Determine the probability of committing a Type II Error.

Question

Suppose X is uniformly distributed on the interval $[0;\mu]$, with $\mu$ unknown. The null hypothesis is that $\mu = 2.5$ and the alternative hypothesis is that $\mu \geq 2.5$.
We test the hypothesis by sampling $X_1$ and $X_2$ from $X$ and taking the maximum of the two as our test statistic $T$.
We decide to reject $H_0$ in favor of $H_1$ when $T \geq 2$.
Suppose that the real value of $\mu$ is equal to $3$.
Determine the Probability of committing a Type II Error.

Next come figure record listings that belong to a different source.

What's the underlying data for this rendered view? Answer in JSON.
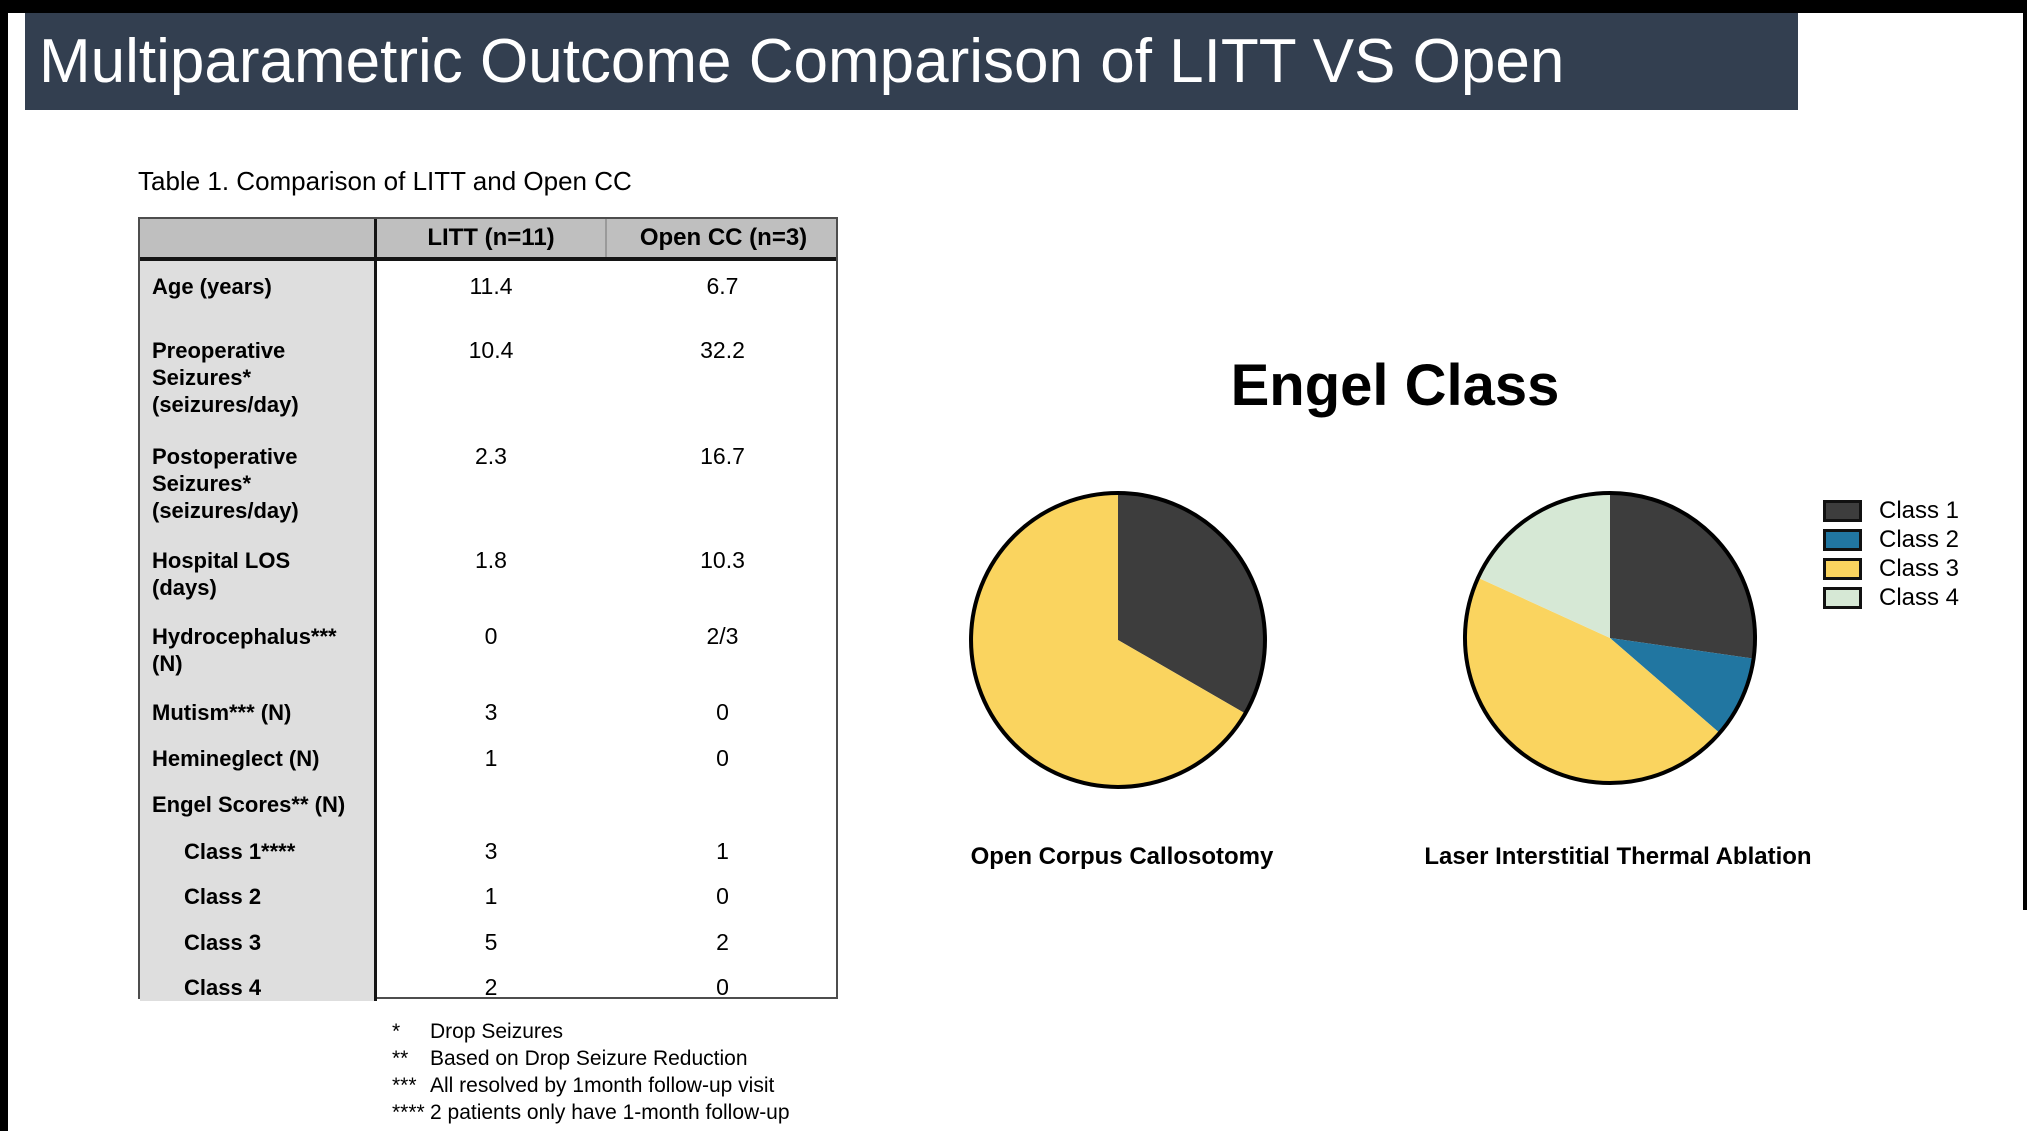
{
  "header": {
    "title": "Multiparametric Outcome Comparison of LITT VS Open"
  },
  "table": {
    "caption": "Table 1. Comparison of LITT and Open CC",
    "columns": [
      "",
      "LITT (n=11)",
      "Open CC (n=3)"
    ],
    "rows": [
      {
        "label": "Age (years)",
        "litt": "11.4",
        "open_cc": "6.7"
      },
      {
        "label": "Preoperative Seizures* (seizures/day)",
        "litt": "10.4",
        "open_cc": "32.2"
      },
      {
        "label": "Postoperative Seizures* (seizures/day)",
        "litt": "2.3",
        "open_cc": "16.7"
      },
      {
        "label": "Hospital LOS (days)",
        "litt": "1.8",
        "open_cc": "10.3"
      },
      {
        "label": "Hydrocephalus*** (N)",
        "litt": "0",
        "open_cc": "2/3"
      },
      {
        "label": "Mutism*** (N)",
        "litt": "3",
        "open_cc": "0"
      },
      {
        "label": "Hemineglect (N)",
        "litt": "1",
        "open_cc": "0"
      },
      {
        "label": "Engel Scores** (N)",
        "litt": "",
        "open_cc": ""
      },
      {
        "label": "Class 1****",
        "litt": "3",
        "open_cc": "1"
      },
      {
        "label": "Class 2",
        "litt": "1",
        "open_cc": "0"
      },
      {
        "label": "Class 3",
        "litt": "5",
        "open_cc": "2"
      },
      {
        "label": "Class 4",
        "litt": "2",
        "open_cc": "0"
      }
    ]
  },
  "footnotes": [
    {
      "marker": "*",
      "text": "Drop Seizures"
    },
    {
      "marker": "**",
      "text": "Based on Drop Seizure Reduction"
    },
    {
      "marker": "***",
      "text": "All resolved by 1month follow-up visit"
    },
    {
      "marker": "****",
      "text": "2 patients only have 1-month follow-up"
    }
  ],
  "chart_data": {
    "type": "pie",
    "title": "Engel Class",
    "categories": [
      "Class 1",
      "Class 2",
      "Class 3",
      "Class 4"
    ],
    "colors": [
      "#3D3D3D",
      "#2176A1",
      "#FAD45F",
      "#D6E8D5"
    ],
    "legend_position": "right",
    "pies": [
      {
        "label": "Open Corpus Callosotomy",
        "values": [
          1,
          0,
          2,
          0
        ]
      },
      {
        "label": "Laser Interstitial Thermal Ablation",
        "values": [
          3,
          1,
          5,
          2
        ]
      }
    ]
  }
}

I have some problem to compute the Probability of committing a Type II Error in this exercise, how should I start it, do I have to convert to N(0,1) distribution?

Answer 1

Hint:

Let $\beta$ denote the probability of a type II error under the assumption that $\mu = 3$. This means $T < 2$ although values up to $\mu = 3$ can be assumed. Then

• $\beta = P_{\mu = 3}(T <2) = P_{\mu = 3}([0,2]\times[0,2])$ where
• $P_{\mu = 3}$ is the uniform distribution on the square $[0,3]\times[0,3]$.

Some more info:

Note that you are dealing with squares, as the sample consists of two (independent) random variables. So, you need to consider the squares $2^2$ and $3^2$. Then, you get the correct results.

Maybe you may draw the region $T<2$ on the square with side length $3$ to get a visual grip of what you are calculating.